Navy: No toxins detected under El Toro runways

IRVINE — The U.S. Navy did not detect toxins beneath the former El Toro Marine Base's runways and progress is steadily being made on a plume of contamination beneath other sections of the former base, residents were told at last week's City Council meeting.

The Navy plans to reevaluate its findings every five years, and if traces of trichloroethylene (TCE), a chemical solvent used on the base in the 1970s, are detected in new areas, the Navy will continue to clean it up, said Jim Callian, Navy Base Realignment and Closure environmental coordinator for El Toro.

As it is, nearly 3,000 acres at the former base have been remediated, or cleaned up, by the Navy. The Irvine Ranch Water District, the Great Park Corp. and the city attorney's office are also working with the Navy in the clean-up efforts.

About 3.5 billion gallons of contaminated water have been pumped from the 1-by-3-mile toxic plume beneath the former base.

Despite these reassurances, members of the council and the public voiced doubts during the meeting.

Councilman Steven Choi expressed concern over the length of time in which the plume clean-up would take.

"Forty years is a long time," Choi said. "It is my concern that what happens if it stays stagnant or travels to drinking water?"

John Hills, director of water quality for the Irvine Ranch Water District, assured the council and community that water is being pumped from the plume at a rate to prevent the chemical plume from spreading.

Additionally, the treated water has no detectable traces of TCE and is used for nondrinking purposes, such as watering greenbelts, he added.

However, well-known environmentalists, including Roger Butow of Laguna Beach, questioned whether the public has been properly kept in the loop in the process.

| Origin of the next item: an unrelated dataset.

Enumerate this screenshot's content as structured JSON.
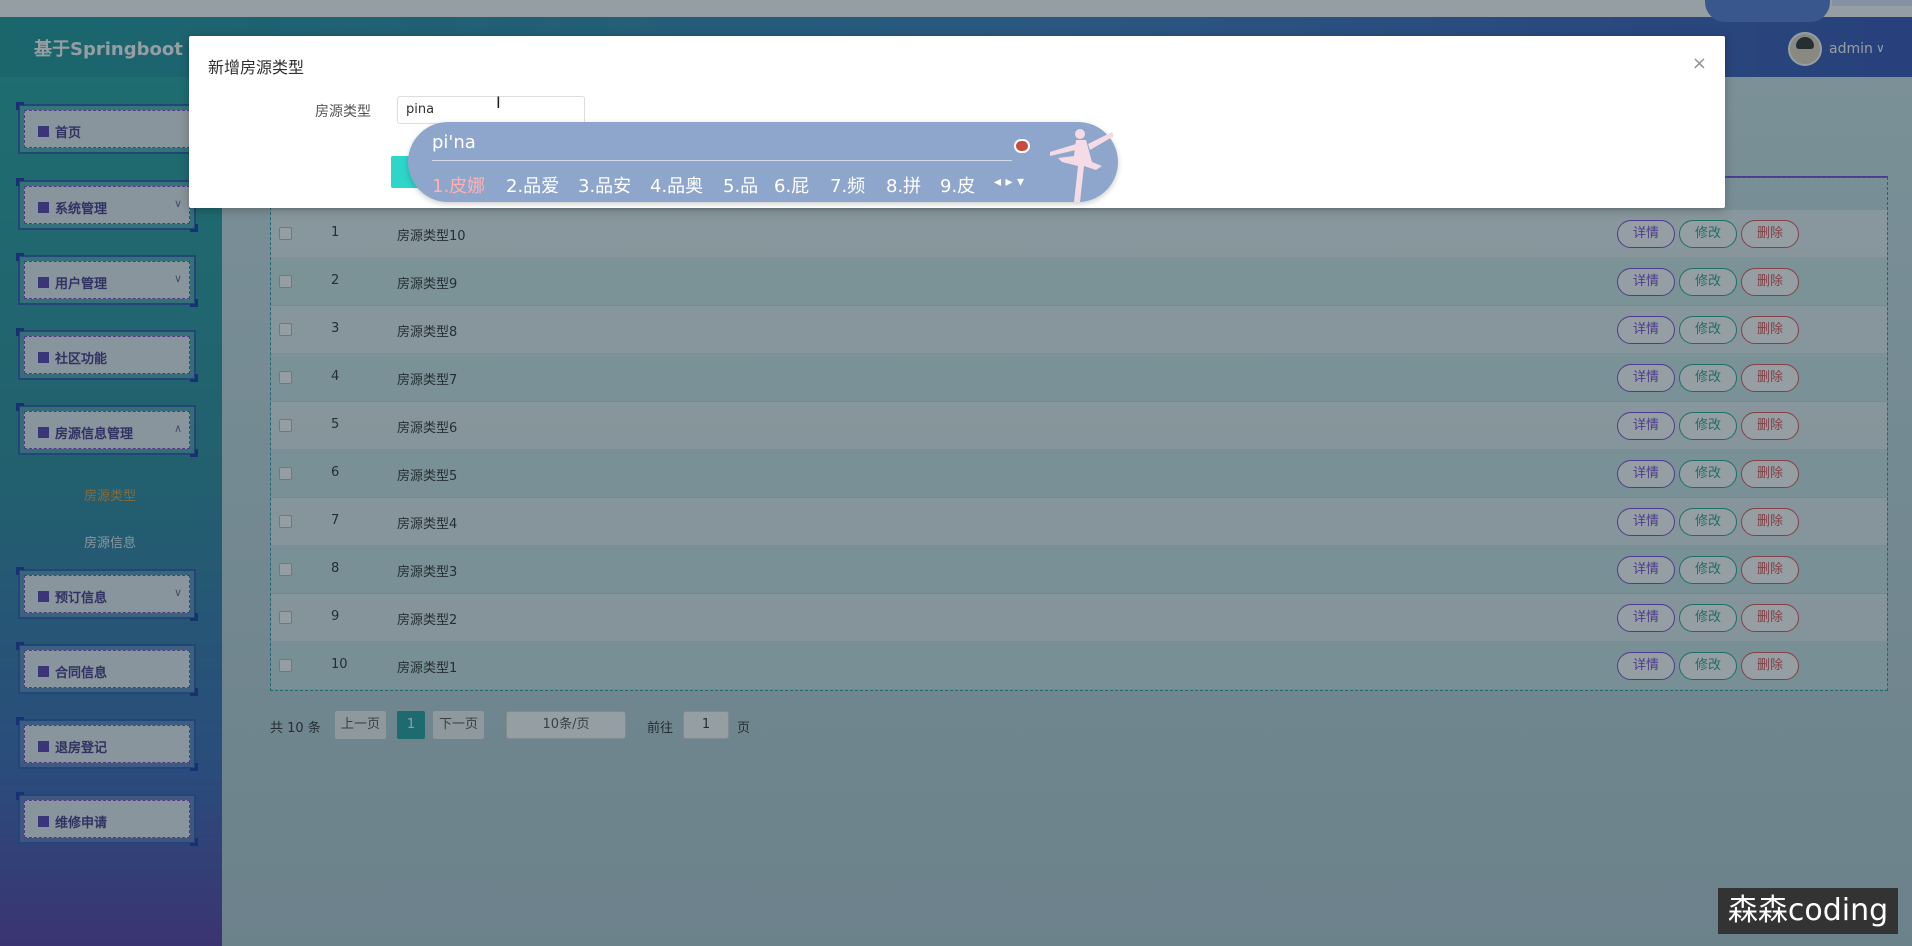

Councilwoman Christina Shea pressed for transparency during the ongoing clean-up process and disclosure of reports between the city attorney's office and URS, an independent environmental consultant retained by the city.

"I believe in transparency," Shea said, "especially when it involves real or perceived health risks to the public."

Richard Montevideo, an attorney from Rutan and Tucker, which represents the city, said that it was in Irvine's best interest to keep some dealings with URS privileged.

"You have to protect your client's interests and the outside world is not entitled to know what your lawyer's legal thoughts are," Montevideo said, and added that a consultant is the legal arm of the lawyer. "Second, you don't want a draft memo to be disseminated because it's a work in process and that creates confusion."

Drafts and reports from URS will be made available to the public once the city attorney's office has provided advice, Montevideo said.

After expressing dissatisfaction with the answers provided, Shea called for an immediate meeting between council members and city staff as early as next week.

"I think it would be of value to have much more regular updates," Shea said. "I feel that a lot goes on at the staff level that is missed by policymakers, and I feel that's not the right avenue to be traveling down."